京都のランドマークとその位置(情報求む)。

こないだ某さんのブログを読んでいてふと思い出したのですが。
京都のランドマーク的な役割を果たす建造物について。
あらかじめお断りしておきますが、以下は私のオリジナルではなくて、
特に指定した箇所については、「情報求む!」という部分です。

京都タワーはさておいて、現在京都でシンボル的な建物を一つ挙げなさいと言われれば、
東寺の五重塔はかなり上位にランクインするでしょう。
もともと東寺は、朱雀大路をはさんで左右対称で作られた西寺とワンセットの存在でした。
で、平安京遷都当時は、人々は基本的に羅城門を経て都へ出入りしたはずなので、
南から平安京へと入った人々が最初に目の当たりにしたのは、
東西に並んで聳え立つ二基の五重塔だったわけです。

さて、平安時代も中期以降になり、律令制が崩壊するにつれて、
平安京の枠組みも変容し、右京がさびれ、左京は白河・鳥羽へと拡大していきます。
で、院政期に入り、新たな京都のシンボルとなったのが、法勝寺の八角九重塔。
法勝寺は白河天皇が承暦元(一〇七七)年に建てた御願寺です。
場所は現在の京都市動物園内で、戦後動物園が進駐軍に占有されるまでは基壇が残っていました。
その高さはざっと80mと推定されています。ちなみに現存の東寺五重塔が約50m。

で、この法勝寺八角九重塔は数度の火災の後、南北朝期に焼けて廃絶してしまうのですが、
それと入れ替わりの形で建造されたのが、相国寺の七重塔です。建てたのは足利義満
こいつがまたバカデカイ。伝えられている高さは三六〇尺(約110m!)。
京都の最高権力者の変遷につれて、ランドマークの建造者も移り変わっていったというわけ。

(ここから)
このように、京都のランドマークは東寺の五重塔→法勝寺の八角九重塔→相国寺の七重塔という
変遷をたどったわけですが、それとともに移り変わったのはその立地。
これは無秩序に動いたわけではなくて、院政期に入り古代的な官道のあり方が崩れ、
東国・北国からの人の流れが逢坂越から三条へと入るルートに変化したことにともない、
院政期のランドマークは白河に建てられたわけです。
で、室町期に入って西国から丹波を越えてくるルートの重要性が上がると、
従来の京域よりさらに北の相国寺の地にランドマークが建てられた、と。
つまり、京都に入ってくる人間に権力者の権威を見せ付ける装置としての役割を、
これらの塔は果たしていた側面があるわけです。
(ここまで)

と、ここまで「どっかで聞いたような話」を書き連ねてきましたが。
実は、カッコでくくった中の話を、以前何かで読んだのですが、どうしても出典が思い出せません。
歴史資料館で働いていた時に、会議でこの話をすると、
みなさん「今まで聞いたことがない話」だという反応をされたので、
早々一般的に言われている話ではないと思うのですが。うーむ。
どなたか、これに類する話を読んだことがある方で、出典をご記憶の方はぜひご一報下さいませ。

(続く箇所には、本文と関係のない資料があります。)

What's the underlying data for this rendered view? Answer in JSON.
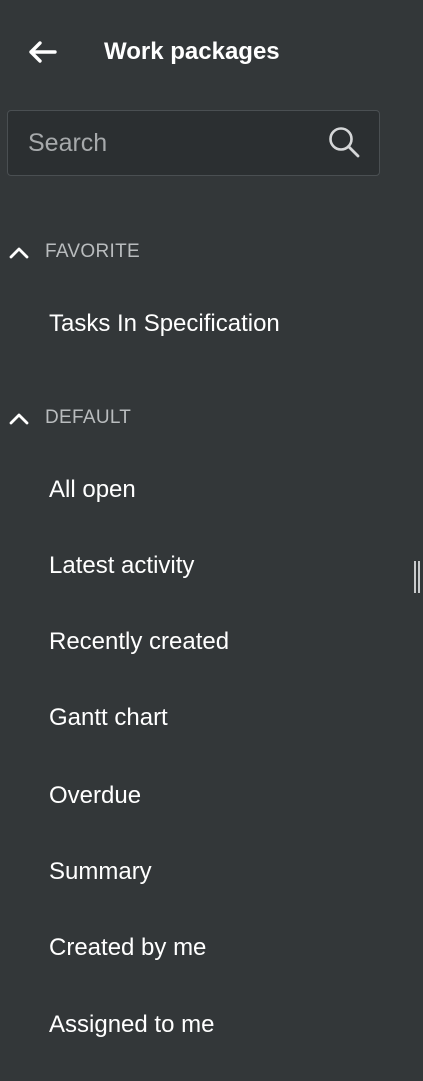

以下おまけですが、東寺の五重塔がランドマーク的役割を回復した理由は、
(まあ、あの位置にあるんだから、江戸初期の再建以降もずっとランドマークではあったでしょうけど)
やはり鉄道敷設時に京都駅があの場所に置かれたことが大きかったんでしょうね。
仮に鉄道が逢坂越の旧東海道ルートに敷かれて、遠方から京都に来る玄関口が三条に置かれていたら、
江戸時代の延長線上に、三条大橋が京都のランドマークとしてより強く意識されていたでしょうから。
もっとも、明治初期にあの逢坂越の急勾配を上がれる汽車なんてのはなかったのかも。